Story from the Wall Street Journal
The bright spot in the slumping advertising industry is dimming, as a report on Monday showed that U.S. online-ad spending grew 10.6% in 2008, its slowest rate since 2002.
The data suggest the recession is having a significant impact on one of the few drivers of robust growth in media and advertising.
The 2008 figure, $23.4 billion, compares with $21.2 billion in 2007, when online-ad revenue surged 26% from the year before. In the fourth quarter of 2008, growth from a year earlier slowed to a relative trickle, 2.6%, to $6.1 billion. In the same period in 2007, online-ad revenue had jumped 24%.
Pay-per-click rates are rising with no protection against click fraud, and Google Ad-Words advertisers are growing wary.
The report was conducted by PricewaterhouseCoopers on behalf of the Interactive Advertising Bureau, a trade group of media and technology companies.
The slowdown has sobering implications for the future. Research firm eMarketer halved its 2009 growth forecast based on the new data, estimating that online-ad spending will grow 4.5%, to $24.5 billion, compared with a previous prediction of 8.9%.
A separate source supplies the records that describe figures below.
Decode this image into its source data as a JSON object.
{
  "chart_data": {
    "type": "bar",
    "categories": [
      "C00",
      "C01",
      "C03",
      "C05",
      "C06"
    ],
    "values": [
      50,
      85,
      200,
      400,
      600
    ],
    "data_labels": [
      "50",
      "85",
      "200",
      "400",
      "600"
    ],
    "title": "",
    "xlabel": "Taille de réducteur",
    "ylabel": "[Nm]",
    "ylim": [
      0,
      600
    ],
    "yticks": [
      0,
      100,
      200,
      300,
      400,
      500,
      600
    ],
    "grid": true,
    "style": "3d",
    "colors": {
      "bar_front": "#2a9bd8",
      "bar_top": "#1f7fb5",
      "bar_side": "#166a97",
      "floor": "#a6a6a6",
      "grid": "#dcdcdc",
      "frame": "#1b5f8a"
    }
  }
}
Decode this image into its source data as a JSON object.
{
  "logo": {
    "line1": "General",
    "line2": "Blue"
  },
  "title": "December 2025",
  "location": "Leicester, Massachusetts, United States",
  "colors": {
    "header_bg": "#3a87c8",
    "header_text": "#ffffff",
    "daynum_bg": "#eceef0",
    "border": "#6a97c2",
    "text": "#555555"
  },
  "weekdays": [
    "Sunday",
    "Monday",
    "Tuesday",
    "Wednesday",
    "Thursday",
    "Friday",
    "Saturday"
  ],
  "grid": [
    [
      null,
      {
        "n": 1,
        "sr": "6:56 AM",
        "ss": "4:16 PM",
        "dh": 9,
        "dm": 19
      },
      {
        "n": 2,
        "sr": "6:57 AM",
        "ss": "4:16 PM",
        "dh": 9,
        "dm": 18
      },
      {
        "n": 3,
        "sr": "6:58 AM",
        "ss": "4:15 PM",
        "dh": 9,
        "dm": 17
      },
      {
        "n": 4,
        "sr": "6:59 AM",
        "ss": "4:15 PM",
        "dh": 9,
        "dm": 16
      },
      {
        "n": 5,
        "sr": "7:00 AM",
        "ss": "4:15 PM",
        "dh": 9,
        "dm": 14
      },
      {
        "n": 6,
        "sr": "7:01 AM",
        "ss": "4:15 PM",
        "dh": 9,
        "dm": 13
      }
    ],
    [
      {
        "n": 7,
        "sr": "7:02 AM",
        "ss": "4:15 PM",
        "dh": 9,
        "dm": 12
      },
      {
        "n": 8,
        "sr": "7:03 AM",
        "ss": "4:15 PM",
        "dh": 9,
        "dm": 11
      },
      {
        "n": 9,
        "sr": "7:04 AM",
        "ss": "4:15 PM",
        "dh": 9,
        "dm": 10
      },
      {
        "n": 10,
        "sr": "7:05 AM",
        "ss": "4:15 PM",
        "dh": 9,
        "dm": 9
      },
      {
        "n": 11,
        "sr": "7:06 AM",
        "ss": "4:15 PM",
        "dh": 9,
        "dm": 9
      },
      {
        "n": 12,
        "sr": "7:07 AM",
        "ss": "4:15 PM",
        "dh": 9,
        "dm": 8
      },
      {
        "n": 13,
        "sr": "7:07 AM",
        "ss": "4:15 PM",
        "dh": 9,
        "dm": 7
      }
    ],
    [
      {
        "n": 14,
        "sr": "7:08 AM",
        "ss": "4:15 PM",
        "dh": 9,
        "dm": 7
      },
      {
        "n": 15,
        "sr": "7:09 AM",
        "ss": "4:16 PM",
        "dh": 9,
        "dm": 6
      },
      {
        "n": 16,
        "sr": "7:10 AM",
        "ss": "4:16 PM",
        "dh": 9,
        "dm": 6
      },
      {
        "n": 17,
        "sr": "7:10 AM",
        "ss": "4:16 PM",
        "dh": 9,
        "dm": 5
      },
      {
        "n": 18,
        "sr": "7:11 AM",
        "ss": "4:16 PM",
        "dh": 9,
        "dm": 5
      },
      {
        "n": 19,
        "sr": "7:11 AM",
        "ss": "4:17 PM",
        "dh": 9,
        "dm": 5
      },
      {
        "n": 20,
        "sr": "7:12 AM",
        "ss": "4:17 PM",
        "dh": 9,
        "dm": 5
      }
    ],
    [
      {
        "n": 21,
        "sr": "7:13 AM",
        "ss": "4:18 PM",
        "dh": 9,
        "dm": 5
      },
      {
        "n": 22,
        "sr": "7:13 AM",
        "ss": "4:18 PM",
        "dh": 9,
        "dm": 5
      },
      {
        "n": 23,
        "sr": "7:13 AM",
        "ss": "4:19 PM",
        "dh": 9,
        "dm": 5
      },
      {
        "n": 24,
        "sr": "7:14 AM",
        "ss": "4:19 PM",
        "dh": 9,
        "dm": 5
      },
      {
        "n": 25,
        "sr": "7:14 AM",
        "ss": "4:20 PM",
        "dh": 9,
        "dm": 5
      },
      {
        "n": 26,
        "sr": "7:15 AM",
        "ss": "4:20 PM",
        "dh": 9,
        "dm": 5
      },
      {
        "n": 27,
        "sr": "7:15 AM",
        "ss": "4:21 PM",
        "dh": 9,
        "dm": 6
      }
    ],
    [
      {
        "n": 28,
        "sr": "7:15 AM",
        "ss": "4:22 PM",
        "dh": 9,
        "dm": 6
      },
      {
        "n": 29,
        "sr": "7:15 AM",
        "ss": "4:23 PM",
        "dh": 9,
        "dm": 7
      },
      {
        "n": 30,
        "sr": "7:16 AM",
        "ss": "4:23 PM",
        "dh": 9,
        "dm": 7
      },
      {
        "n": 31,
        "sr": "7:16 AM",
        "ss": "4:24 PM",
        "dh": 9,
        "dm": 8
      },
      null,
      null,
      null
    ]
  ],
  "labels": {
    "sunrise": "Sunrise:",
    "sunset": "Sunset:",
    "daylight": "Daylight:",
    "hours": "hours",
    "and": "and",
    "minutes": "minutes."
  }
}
Nielsen Co. recently reported total U.S. ad spending in 2008 decreased 2.6%, to $136.8 billion. Still, industry executives had been hoping the digital sector would escape the recession more or less intact.
Some online-ad formats are faring better than others. Search advertising is holding up relatively well, at $10.5 billion for 2008, up 20%. Display ads, the second-largest category, are suffering slower growth -- up 8% to $7.6 billion in 2008 -- as marketers scale back branding dollars.